Kasich Afraid To Credit Obama

Sperling was asked why Gov. John Kasich, who has lowered taxes and cut business regulations, has gone 43 straight months of not meeting or exceeding the national job creation average? He said governor’s like to take credit for jobs created in their state, but added, the Obama years produced strong job growth. The last job report from last week was a strong one, showing more than 255,000 jobs were created.

Sperling, who knew Kasich as a congressman, said Ohio’s governor has benefited from President Obama saving the auto industry, an act Kasich and Republicans have dismissed as a waste of money. Ohio’s recovery started under Gov. Strickland, who beat the national job creation average while under Kasich, the state can’t create enough jobs for those who need them.
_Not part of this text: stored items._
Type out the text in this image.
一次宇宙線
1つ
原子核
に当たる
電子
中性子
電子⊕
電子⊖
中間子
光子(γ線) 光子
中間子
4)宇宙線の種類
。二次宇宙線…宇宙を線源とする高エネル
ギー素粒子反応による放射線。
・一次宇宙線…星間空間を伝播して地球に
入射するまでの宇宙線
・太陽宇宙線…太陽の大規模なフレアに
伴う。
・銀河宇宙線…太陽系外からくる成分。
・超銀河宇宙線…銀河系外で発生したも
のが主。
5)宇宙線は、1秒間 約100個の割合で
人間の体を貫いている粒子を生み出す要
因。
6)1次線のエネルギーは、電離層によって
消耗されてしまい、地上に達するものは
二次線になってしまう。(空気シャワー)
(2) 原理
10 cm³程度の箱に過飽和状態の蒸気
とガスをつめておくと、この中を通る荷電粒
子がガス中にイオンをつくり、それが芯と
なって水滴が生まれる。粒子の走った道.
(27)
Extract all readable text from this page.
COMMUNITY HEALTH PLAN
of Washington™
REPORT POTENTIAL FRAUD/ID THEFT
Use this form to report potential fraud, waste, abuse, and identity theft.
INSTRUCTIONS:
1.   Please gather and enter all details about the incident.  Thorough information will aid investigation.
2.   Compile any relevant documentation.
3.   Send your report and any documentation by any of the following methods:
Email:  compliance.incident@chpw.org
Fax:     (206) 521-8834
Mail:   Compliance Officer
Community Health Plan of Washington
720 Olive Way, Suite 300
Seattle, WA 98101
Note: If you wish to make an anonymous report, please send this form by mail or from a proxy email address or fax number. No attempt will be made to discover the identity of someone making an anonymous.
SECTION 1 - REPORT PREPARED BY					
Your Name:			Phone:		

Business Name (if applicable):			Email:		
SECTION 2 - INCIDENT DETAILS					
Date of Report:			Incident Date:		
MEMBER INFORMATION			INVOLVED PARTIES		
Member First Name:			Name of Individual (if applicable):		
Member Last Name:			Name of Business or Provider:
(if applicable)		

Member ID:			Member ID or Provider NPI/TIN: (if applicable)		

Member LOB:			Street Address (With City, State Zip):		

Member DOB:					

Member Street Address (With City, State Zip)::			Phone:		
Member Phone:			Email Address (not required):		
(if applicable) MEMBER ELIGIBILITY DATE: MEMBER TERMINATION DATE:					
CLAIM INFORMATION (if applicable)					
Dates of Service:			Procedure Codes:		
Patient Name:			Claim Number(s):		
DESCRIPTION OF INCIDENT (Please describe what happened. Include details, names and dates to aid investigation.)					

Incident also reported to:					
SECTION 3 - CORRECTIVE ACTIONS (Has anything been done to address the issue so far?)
Sperling reminded reporters that under eight years of the George W. Bush in the White House, China wasn’t challenged at all. Under President Hillary Clinton, he said, that will end when she’s in the White House.
Ohio and all other states will be helped by Hillary Clinton‘s plan to build infrastructure, manufacture more here, use more clean energy, help more small businesses and invest in scientific research and technical innovation.
Democrats were responsible for the call to reporters Monday, but reports from non-Democrats on Trump’s speech in Detroit blasted the plan for its many exaggerations and inaccuracies. “Trump did little to explain how the tax reductions would be offset other than suggesting less taxed consumers and businesses will spend and invest more, creating a more vibrant economy,” Paul Davidson, a staff writer for USA Today, wrote.
Davidson added, “For Trump’s plan to work, substantial spending cuts likely will be necessary, and the billionaire made no mention of that. As a result, both Moody’s and Oxford project the plan would trigger massive deficits and sharply higher interest rates that lead to a recession.